And I've had some more thoughts after that. When I started this article, I thought it would be a stand-alone post, but I'm already at 2,000 words and nowhere near complete coverage, so let's call this "Volume #1". Here we go....

Identity: Steem is not a KYC blockchain and The Honor System doesn't scale

Challenge

There has always been something ironic about the way that Steemizens begin to break into the ecosystem and build a reputation. For as long as I've been here, Steemizens have asked newcomers to post Verification photos (which I never did, I don't think). However, one or both founders and many of the early adopters were advocates of Steem as a censorship-resistant place where anonymous people can have a voice.

So, there is a natural tension here between the ability to know someone is who they say they are, and the ability for people to preserve their anonymity. By definition, without Know Your Customer (KYC) or some other identity solution, we simply can't know who the other players are. As @the-gorilla revealed in excruciating detail, the verification photos can be gamed without much difficulty.

IMO, there's nothing inherently wrong with a single person using multiple accounts... After all, I operate the accounts @remlaps and @remlaps-lite. I initially did that when some microblogging applications were created, and I wanted to separate my blog style content from shorter content. In fact, in the early days, when proof of work mining was possible, it was mandatory for people to create numerous accounts in order to compete as a miner. Heck, even professional novelists use ghost writers and/or pseudonyms. (funny side-note: Until his alter-ego became public, work by Stephen King writing as Richard Bachman was highly discounted in comparison to work by Stephen King writing as Stephen King).

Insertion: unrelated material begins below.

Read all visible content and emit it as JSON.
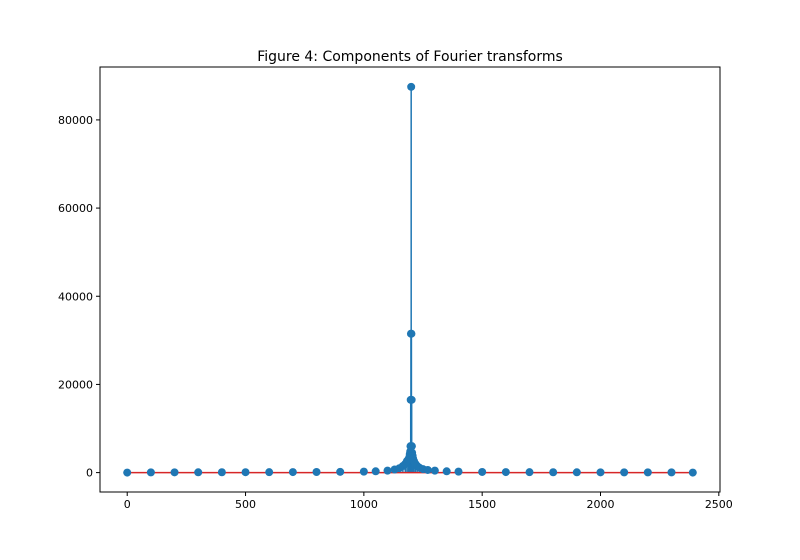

But, when someone uses multiple accounts in order to divert rewards and prizes in a deceptive manner then it becomes more of a problem. Deceptively posting from multiple accounts could be considered to be a form of a Sybil attack. Here's what the Steem Whitepaper says about Sybil attacks:

Centralized websites prevent spam through rate limiting and some form of ID verification. Even something as simple as reCAPTCHA is sufficient to limit the creation of fake accounts. If someone abuses their account then centralized websites are free to block the account.

In a decentralized system there is no direct way to ban users nor centralized provider able to host a reCAPTCHA and enforce rate limiting of accounts. In fact, the inability to censor users is one of the main selling points of blockchain technology.


So, flaw or feature, this tension is designed into the blockchain. When contests and incentive programs are devised, the project's sponsor must account for it. Whatever the facts of the particular scenario that @the-gorilla uncovered, if incentives are misaligned, some sort of antisocial behavior will always emerge.

Note
This also applies to abuse-detection. If I provide a reward in upvotes for the discovery of plagiarism, it won't be long before a new class of "abuse detective" emerges who posts plagiarized content with one account (or more) and collects rewards for "discovering" it with another.

Opportunity

As I said in the comment above, this problem is not unique to the Steem blockchain. There is vigorous research and development in the area of identity, and even decentralized identity. So, the opportunity is for an entrepreneur to build on that body of research and apply it to the Steem blockchain.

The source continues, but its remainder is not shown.